With all my hoped for river plans having fallen through due to the floods in Cambodia I'm resorting to taking a bus to Bangkok. It costs $7 including a tuk-tuk pick-up to the bus station (a shop on a back street with the worst potholes in town) & a guide to get passengers on the right bus at the other side of the border. It takes most of the day but so does a flight which costs at least $200.
I was picked up at 7.50 & the bus left at 08.10 to rendezvous with the Phnom Penh bus & pick up more passengers but I was asleep before we were out of town. Some people were using this as a 'visa run' - having renewed their visa the maximum number of times its cheaper, easier & quicker to go to Bangkok for the weekend & come back than go through the bureaucracy of Phnom Penh.
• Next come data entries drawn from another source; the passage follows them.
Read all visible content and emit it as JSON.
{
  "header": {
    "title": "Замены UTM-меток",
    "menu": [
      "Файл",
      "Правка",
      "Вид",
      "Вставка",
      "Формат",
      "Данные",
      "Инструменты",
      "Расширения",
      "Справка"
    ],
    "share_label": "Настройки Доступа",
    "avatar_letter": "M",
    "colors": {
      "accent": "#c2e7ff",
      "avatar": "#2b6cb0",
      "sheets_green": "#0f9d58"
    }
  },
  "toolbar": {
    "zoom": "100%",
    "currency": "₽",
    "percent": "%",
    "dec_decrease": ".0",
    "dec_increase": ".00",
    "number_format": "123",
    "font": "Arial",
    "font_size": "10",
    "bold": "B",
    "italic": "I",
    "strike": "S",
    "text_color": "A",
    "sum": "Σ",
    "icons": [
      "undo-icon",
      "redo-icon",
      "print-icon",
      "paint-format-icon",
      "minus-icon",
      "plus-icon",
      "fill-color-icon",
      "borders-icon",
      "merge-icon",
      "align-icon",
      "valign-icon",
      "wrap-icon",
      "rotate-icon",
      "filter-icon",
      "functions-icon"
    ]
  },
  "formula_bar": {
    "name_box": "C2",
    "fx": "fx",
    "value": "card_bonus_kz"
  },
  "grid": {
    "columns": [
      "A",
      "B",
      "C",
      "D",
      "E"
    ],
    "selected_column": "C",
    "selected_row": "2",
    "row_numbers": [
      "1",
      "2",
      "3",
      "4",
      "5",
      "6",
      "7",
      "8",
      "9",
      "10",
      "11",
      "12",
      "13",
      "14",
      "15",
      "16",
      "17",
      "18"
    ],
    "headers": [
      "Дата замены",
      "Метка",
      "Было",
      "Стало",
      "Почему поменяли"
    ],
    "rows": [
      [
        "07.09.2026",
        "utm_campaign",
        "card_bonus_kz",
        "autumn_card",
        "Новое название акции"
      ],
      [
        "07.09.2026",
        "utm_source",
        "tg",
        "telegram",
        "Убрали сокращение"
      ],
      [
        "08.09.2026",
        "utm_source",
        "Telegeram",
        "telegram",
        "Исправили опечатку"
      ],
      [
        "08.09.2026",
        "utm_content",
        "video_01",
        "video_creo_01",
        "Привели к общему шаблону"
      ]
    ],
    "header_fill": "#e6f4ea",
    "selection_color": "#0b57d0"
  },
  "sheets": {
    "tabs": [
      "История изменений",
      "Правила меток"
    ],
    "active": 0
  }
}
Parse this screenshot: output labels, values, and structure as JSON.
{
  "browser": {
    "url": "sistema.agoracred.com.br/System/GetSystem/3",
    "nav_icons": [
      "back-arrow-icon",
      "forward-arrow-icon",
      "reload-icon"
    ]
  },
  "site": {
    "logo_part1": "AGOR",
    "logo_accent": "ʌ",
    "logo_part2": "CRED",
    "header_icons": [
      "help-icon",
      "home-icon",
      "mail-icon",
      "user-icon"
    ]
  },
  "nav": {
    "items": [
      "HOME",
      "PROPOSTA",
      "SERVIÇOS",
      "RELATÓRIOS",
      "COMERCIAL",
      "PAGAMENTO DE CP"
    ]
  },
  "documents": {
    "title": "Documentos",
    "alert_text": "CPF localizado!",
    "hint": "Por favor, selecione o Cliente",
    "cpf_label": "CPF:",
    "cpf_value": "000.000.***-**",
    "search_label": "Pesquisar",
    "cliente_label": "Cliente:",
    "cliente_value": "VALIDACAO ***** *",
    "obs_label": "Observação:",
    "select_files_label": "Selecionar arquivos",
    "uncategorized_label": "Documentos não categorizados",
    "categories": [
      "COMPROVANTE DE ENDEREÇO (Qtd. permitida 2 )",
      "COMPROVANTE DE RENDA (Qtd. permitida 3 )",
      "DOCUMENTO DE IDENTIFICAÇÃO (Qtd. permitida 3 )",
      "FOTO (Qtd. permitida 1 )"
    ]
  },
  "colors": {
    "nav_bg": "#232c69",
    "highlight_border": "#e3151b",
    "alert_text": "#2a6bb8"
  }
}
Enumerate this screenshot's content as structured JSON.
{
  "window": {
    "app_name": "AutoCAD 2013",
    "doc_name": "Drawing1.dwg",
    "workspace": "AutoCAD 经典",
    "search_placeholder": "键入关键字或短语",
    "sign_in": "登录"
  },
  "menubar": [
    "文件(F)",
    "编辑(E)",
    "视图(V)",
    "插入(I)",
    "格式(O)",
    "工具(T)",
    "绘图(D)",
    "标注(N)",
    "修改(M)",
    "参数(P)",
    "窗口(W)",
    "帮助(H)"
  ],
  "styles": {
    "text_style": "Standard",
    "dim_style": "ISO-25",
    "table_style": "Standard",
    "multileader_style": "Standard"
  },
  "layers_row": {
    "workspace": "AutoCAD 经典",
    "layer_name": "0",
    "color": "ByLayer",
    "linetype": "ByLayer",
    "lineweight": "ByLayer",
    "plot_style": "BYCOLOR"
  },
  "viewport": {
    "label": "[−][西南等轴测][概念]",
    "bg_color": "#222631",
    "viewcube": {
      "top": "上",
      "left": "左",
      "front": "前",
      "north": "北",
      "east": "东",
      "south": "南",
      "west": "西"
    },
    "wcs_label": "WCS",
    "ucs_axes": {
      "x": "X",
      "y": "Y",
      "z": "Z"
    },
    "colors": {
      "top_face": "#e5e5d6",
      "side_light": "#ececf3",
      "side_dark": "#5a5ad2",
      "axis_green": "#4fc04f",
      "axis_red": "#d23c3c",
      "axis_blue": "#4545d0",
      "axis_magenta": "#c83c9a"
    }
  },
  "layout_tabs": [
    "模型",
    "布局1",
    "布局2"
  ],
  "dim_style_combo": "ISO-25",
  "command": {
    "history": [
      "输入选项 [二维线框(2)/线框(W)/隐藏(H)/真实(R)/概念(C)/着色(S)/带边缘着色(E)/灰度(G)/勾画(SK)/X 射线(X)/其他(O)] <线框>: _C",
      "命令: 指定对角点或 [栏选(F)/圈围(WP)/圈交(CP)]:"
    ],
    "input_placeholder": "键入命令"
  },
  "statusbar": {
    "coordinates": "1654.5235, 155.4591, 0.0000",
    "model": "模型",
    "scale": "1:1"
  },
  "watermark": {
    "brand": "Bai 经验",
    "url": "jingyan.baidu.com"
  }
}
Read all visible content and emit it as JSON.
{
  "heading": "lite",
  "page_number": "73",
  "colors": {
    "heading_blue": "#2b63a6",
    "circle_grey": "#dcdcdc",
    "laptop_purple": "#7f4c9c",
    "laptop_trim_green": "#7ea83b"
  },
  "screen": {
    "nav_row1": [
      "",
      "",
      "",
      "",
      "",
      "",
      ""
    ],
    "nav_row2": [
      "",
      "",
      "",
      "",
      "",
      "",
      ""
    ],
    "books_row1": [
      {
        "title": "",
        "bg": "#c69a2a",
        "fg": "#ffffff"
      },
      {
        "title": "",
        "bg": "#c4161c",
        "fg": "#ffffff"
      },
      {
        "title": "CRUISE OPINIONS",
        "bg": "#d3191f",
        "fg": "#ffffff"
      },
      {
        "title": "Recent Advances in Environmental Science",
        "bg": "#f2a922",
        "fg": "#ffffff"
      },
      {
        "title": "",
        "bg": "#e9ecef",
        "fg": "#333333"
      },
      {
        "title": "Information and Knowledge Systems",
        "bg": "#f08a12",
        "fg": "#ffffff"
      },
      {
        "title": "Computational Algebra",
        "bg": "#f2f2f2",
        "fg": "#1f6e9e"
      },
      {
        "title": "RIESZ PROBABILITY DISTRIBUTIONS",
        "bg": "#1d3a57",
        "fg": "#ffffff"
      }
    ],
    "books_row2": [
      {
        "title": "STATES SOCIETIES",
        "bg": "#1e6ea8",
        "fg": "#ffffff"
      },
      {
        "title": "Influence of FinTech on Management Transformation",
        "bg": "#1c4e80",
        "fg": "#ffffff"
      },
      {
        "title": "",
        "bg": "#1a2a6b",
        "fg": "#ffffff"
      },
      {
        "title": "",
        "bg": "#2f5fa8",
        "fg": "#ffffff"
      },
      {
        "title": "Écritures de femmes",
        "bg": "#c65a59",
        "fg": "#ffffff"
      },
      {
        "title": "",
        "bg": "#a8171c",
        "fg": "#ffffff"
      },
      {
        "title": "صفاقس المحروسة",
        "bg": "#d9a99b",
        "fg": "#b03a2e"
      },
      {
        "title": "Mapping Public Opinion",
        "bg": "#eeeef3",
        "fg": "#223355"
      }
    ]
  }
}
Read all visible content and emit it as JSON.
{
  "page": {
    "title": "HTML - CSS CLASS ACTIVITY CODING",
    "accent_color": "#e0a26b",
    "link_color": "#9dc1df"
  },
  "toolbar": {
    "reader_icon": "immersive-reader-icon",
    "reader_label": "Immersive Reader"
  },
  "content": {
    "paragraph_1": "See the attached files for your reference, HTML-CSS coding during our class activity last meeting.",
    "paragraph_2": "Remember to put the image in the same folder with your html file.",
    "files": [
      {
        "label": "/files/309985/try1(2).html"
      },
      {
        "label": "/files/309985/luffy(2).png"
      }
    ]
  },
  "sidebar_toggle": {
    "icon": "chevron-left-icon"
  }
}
At 9.30 we stopped for a 20 minute rest break at a roadside shop with a pull-in, that charged twice the price for everything - pretty much to be expected. There were hoards of cheeky kids scrounging, they know there's a trapped audience with nowhere to go.
The standard opening line for kids & tuk-tuk drivers is 'where you from?' which almost forces a curtious reply (until you learn) but then you're hooked into a dialogue & there's a chance of a sale or a begging opportunity. Kids often follow up a straight 'No' with 'take me for a meal?' They probably follow this up with an 'I know a cheap place' which gives them a commission. Cambodian kids are so street smart & cheeky.
In Phnom Penh locals told me much of the begging is an oraganised activity by rural people that bring their kids into town to beg. There's also a woman who sells small ready-made bags of glue for a few cents - which may be where many generous donations end up.
At 11.20 we stopped for another 20 minute break at the border town of Poipet where tickets were collected & coloured stickers were put on us, like a group of school children, to indication our final destination - mine was red for central Bangkok, the Khao San Road.
The Cambodian border control is little more than a shed with a couple of windows & a table for local people but they repeat their digital finger printing & facial recognitional photography.
Then its a 2 hundred yard walk through no-mans land, across a little river, past last ditch begger kids, dozens of food & drink shops & surprisingly a massive new building - the Poipet Casino Resort. Make sure you take the left hand route to passport control otherswise you just get sent back. The Thai immigration control is more the usual international format of desks & queues; also beware that arrival cards have two sections that must be completed or you get sent back, like me.
Then around 1pm we load our baggage & climb aboard a pickup truck that took us a quarter of a mile where we unloaded again, waiting at a cafe & then reloaded onto a modern minibus. Then the final 4 hour run into Bangkok.
The landscape is identical but there's a different feel to Thailand. The driver is doing 70 mph instead of 40 mph in Cambodia, the roads are bigger, there are 4 lane super highways with lots of large scale construction & all the begger kids have disappeared. The flooding however is just as apparent beside rivers.
There's another 15 minute refueling stop & we fianally arrive in Bangkok around 5.30pm. It took just over 9 hours in total but this included at least 2 hours of stops as well as the border crossing. It can't have taken more than a couple of hours longer from city centre to city centre & the bus was $200 cheaper than the cheapest flight.